On sekiz yaşlarında Erzurum’a gelerek İbrahim Paşa medreselerinde, büyük âlim, Müftü Solakzade Muhammet Sadık Efendi’nin derslerine devam etti. 1914 tarihinde icazet aldı. Genç yaşta halkı irşat için kürsülere vaaza çıktı. İlmi çalışmalarını daha da geliştirdi.

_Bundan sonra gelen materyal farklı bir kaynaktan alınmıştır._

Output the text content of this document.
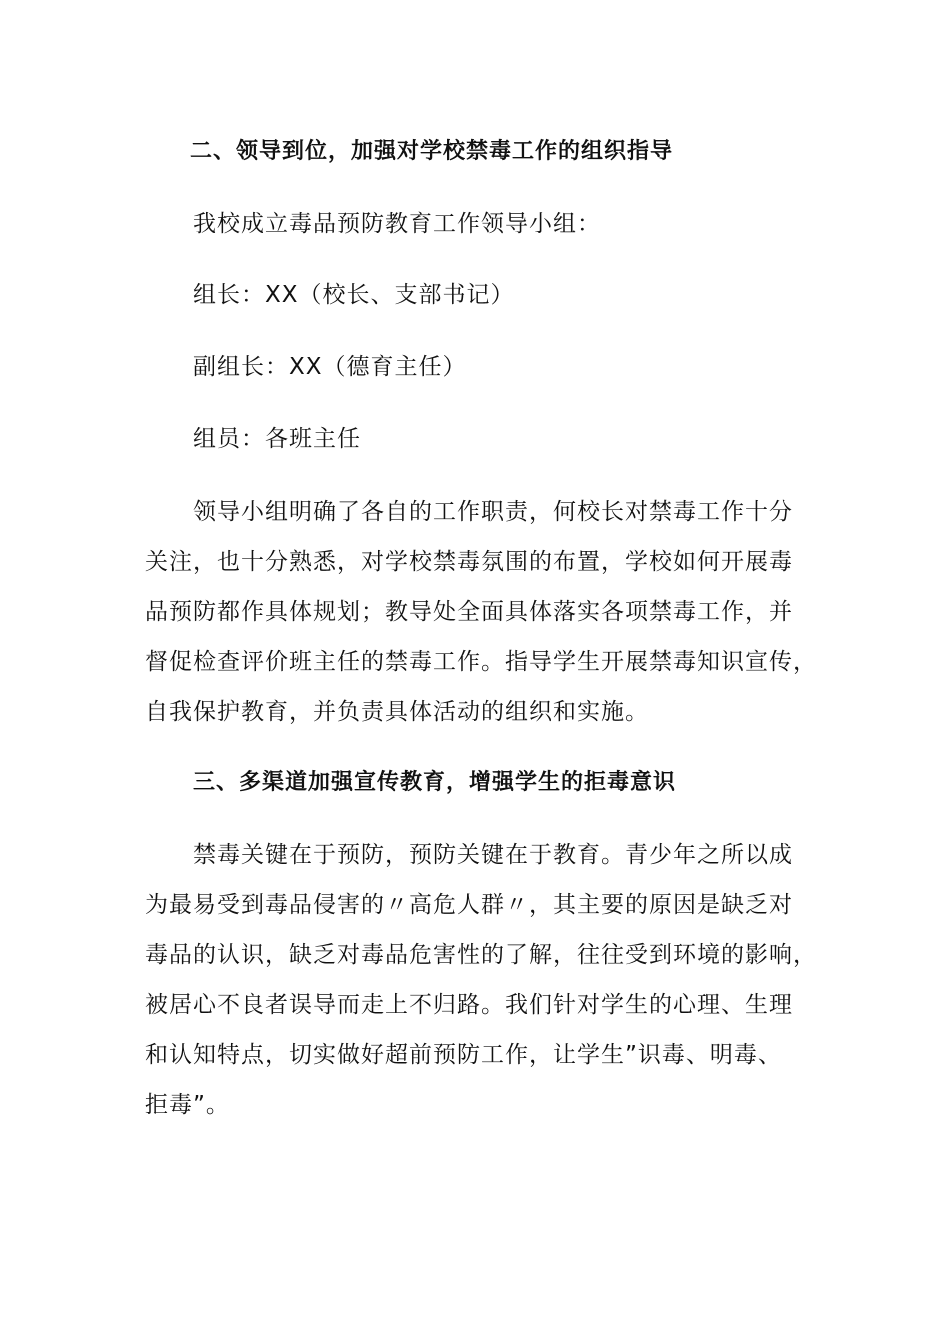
二、领导到位，加强对学校禁毒工作的组织指导
我校成立毒品预防教育工作领导小组：
组长：XX（校长、支部书记）
副组长：XX（德育主任）
组员：各班主任
领导小组明确了各自的工作职责，何校长对禁毒工作十分
关注，也十分熟悉，对学校禁毒氛围的布置，学校如何开展毒
品预防都作具体规划；教导处全面具体落实各项禁毒工作，并
督促检查评价班主任的禁毒工作。指导学生开展禁毒知识宣传，
自我保护教育，并负责具体活动的组织和实施。
三、多渠道加强宣传教育，增强学生的拒毒意识
禁毒关键在于预防，预防关键在于教育。青少年之所以成
为最易受到毒品侵害的〃高危人群〃，其主要的原因是缺乏对
毒品的认识，缺乏对毒品危害性的了解，往往受到环境的影响，
被居心不良者误导而走上不归路。我们针对学生的心理、生理
和认知特点，切实做好超前预防工作，让学生”识毒、明毒、
拒毒”。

Zahiri ilimleri emsallerinden üstün bir başarı ile tamamladıktan sonra tasavvufa merak sardı. Gümrük camii imam ve hatibi Hacı Osman Efendi’nin halifesi olan Tarikatı Aliyye-i Kadiriyye-Şettari kolu halifesi, Kolağası Ali rıza Efendiye “Rızaya uyanlar feyziyap olur.” Diyerek, ona bağlandı.

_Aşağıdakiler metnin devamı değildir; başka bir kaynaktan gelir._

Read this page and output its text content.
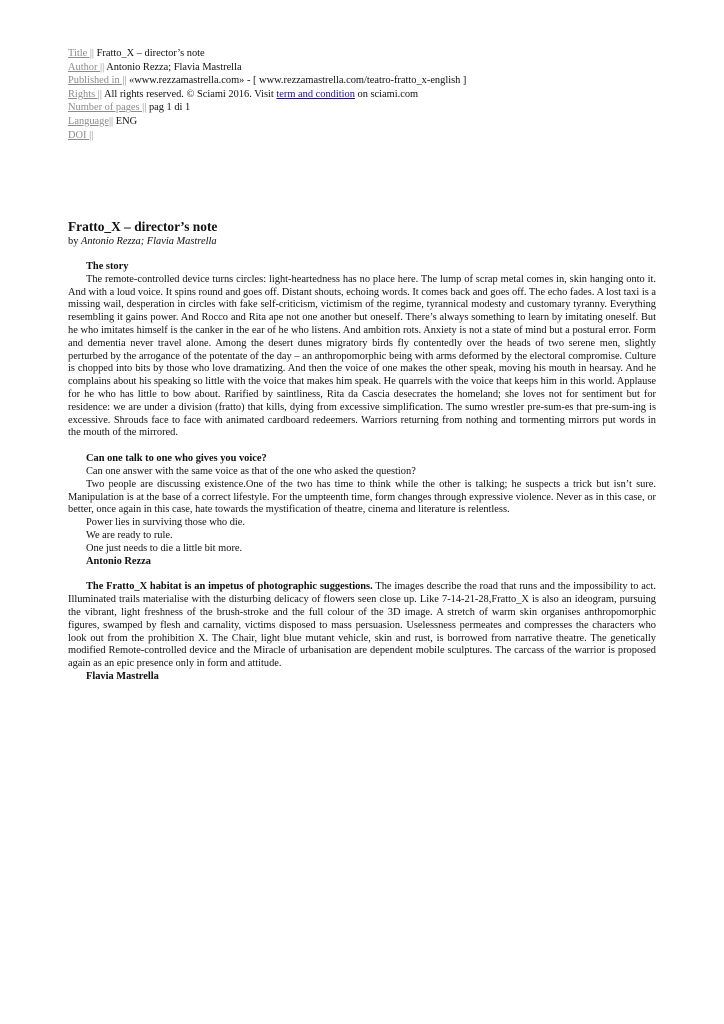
Title || Fratto_X – director’s note
Author || Antonio Rezza; Flavia Mastrella
Published in || «www.rezzamastrella.com» - [ www.rezzamastrella.com/teatro-fratto_x-english ]
Rights || All rights reserved. © Sciami 2016. Visit term and condition on sciami.com
Number of pages || pag 1 di 1
Language|| ENG
DOI ||
Fratto_X – director’s note
by Antonio Rezza; Flavia Mastrella

The story

The remote-controlled device turns circles: light-heartedness has no place here. The lump of scrap metal comes in, skin hanging onto it. And with a loud voice. It spins round and goes off. Distant shouts, echoing words. It comes back and goes off. The echo fades. A lost taxi is a missing wail, desperation in circles with fake self-criticism, victimism of the regime, tyrannical modesty and customary tyranny. Everything resembling it gains power. And Rocco and Rita ape not one another but oneself. There’s always something to learn by imitating oneself. But he who imitates himself is the canker in the ear of he who listens. And ambition rots. Anxiety is not a state of mind but a postural error. Form and dementia never travel alone. Among the desert dunes migratory birds fly contentedly over the heads of two serene men, slightly perturbed by the arrogance of the potentate of the day – an anthropomorphic being with arms deformed by the electoral compromise. Culture is chopped into bits by those who love dramatizing. And then the voice of one makes the other speak, moving his mouth in hearsay. And he complains about his speaking so little with the voice that makes him speak. He quarrels with the voice that keeps him in this world. Applause for he who has little to bow about. Rarified by saintliness, Rita da Cascia desecrates the homeland; she loves not for sentiment but for residence: we are under a division (fratto) that kills, dying from excessive simplification. The sumo wrestler pre-sum-es that pre-sum-ing is excessive. Shrouds face to face with animated cardboard redeemers. Warriors returning from nothing and tormenting mirrors put words in the mouth of the mirrored.

Can one talk to one who gives you voice?

Can one answer with the same voice as that of the one who asked the question?

Two people are discussing existence.One of the two has time to think while the other is talking; he suspects a trick but isn’t sure. Manipulation is at the base of a correct lifestyle. For the umpteenth time, form changes through expressive violence. Never as in this case, or better, once again in this case, hate towards the mystification of theatre, cinema and literature is relentless.

Power lies in surviving those who die.

We are ready to rule.

One just needs to die a little bit more.

Antonio Rezza

The Fratto_X habitat is an impetus of photographic suggestions. The images describe the road that runs and the impossibility to act. Illuminated trails materialise with the disturbing delicacy of flowers seen close up. Like 7-14-21-28,Fratto_X is also an ideogram, pursuing the vibrant, light freshness of the brush-stroke and the full colour of the 3D image. A stretch of warm skin organises anthropomorphic figures, swamped by flesh and carnality, victims disposed to mass persuasion. Uselessness permeates and compresses the characters who look out from the prohibition X. The Chair, light blue mutant vehicle, skin and rust, is borrowed from narrative theatre. The genetically modified Remote-controlled device and the Miracle of urbanisation are dependent mobile sculptures. The carcass of the warrior is proposed again as an epic presence only in form and attitude.

Flavia Mastrella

Hem Osmanlı, hem de Cumhuriyet dönemi âlim ve mutasavvıflarından olan Ahmet Fevzi Efendi, tasavvufi konularda şiirleri bulunan ve yaşadığı dönemde müderrislik, âlimlik, imamlık, şeyhlik payelerini hak edecek kadar kendini yetiştirmiş bir insani kâmildir.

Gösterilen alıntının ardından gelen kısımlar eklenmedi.